The physical act of writing that idea down will slow down your thought process in such a way that will allow you to not only take the idea a step further in the evaluation process for feasibility, but it’ll also help to commit that idea to memory. The simple act of scribbling your idea down will keep it at the forefront of your mind so that the next time you’re asked “What’s your big idea?” you can proudly say “Laser Cats” (or whatever your awesome ideas is – probably not having anything to do with felines or lasers mounted to them).

So, here are a three ways to get writing, if you too choose to resolve to write stuff down as we have:

1. Try Journaling. Most times, when we think of journaling, we picture our little sister’s diary, covered by flowers and glitter in a pink bedroom. Now hear this: Journaling is NOT juvenile. By carving out some time each day to recap the events of the day, you may uncover an important thought that you had or discover a creative solution to a problem that you faced. Then, you could take the idea for a test drive and take note of how it went. In a way, it’s like prototyping!

Moleskines are awesome, but journals and bug books come in all shapes and sizes.

Moleskines are awesome, but journals and bug books come in all shapes and sizes.

2. Keep a Bug Book. On your next trip to Barnes & Noble (or by asking your Supply team nicely) acquire a small wheelbook that you can keep in your pocket. Then, as you bebop through your day and you see something that doesn’t work right, write it down! Who knows – you may even come up with the solution right then and there. Or, if not, you could break out your bug book when you want to dream up an idea to pitch. Flip the book open and Viola! – There’s a whole list of problems that need fixing! The bug list concept is not new. IDEO’s Tom Kelley talks about it in his book, The Art of Innovation. A running list of things that bug you in a small wheelbook is a source of ideas when you’re looking for a project to tackle. As Kelley says, “Instead of just complaining to yourself, ask yourself, ‘How might I improve this situation?’”

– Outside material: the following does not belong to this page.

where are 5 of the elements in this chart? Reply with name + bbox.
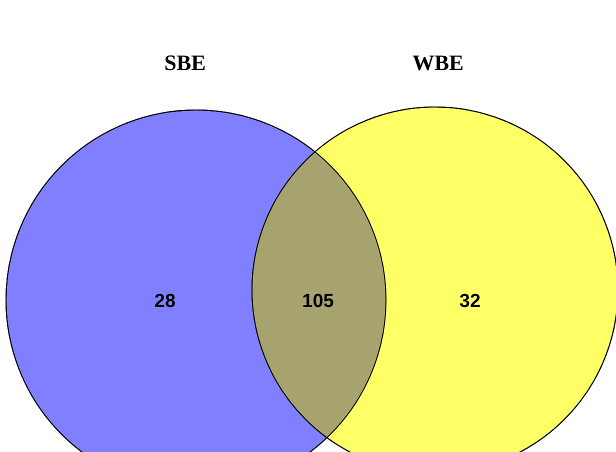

3. Rope Off Some Time To Free Write. Take about 15 to 30 minutes out of your day, unplug, and just write some words on a page. You could scribble about an architectural style you admire, what you’d say to a world leader if you met her, or dream up the story for your next science fiction novel (plotlines including but not limited to Laser Cats). The important thing is to just write. Whether you fancy yourself a creative writer or not, the act of writing will get your brain firing in different ways that may unlock the latent creativity you need to solve that problem, develop that innovative concept or view that challenge in a different way. A quick Google search of “writing prompts” yields a flurry of different sites, subreddits and .pdf files that can get you started!

There are loads of other ways that you can kickstart your writing. We hope that you’ll join us in unlocking the power of the wheelbook and finding new ways to get innovative in 2015.

With Waterfront Athena Seven and athenaTHINK right around the corner (news to follow), there will most certainly be a stage to present those new ideas!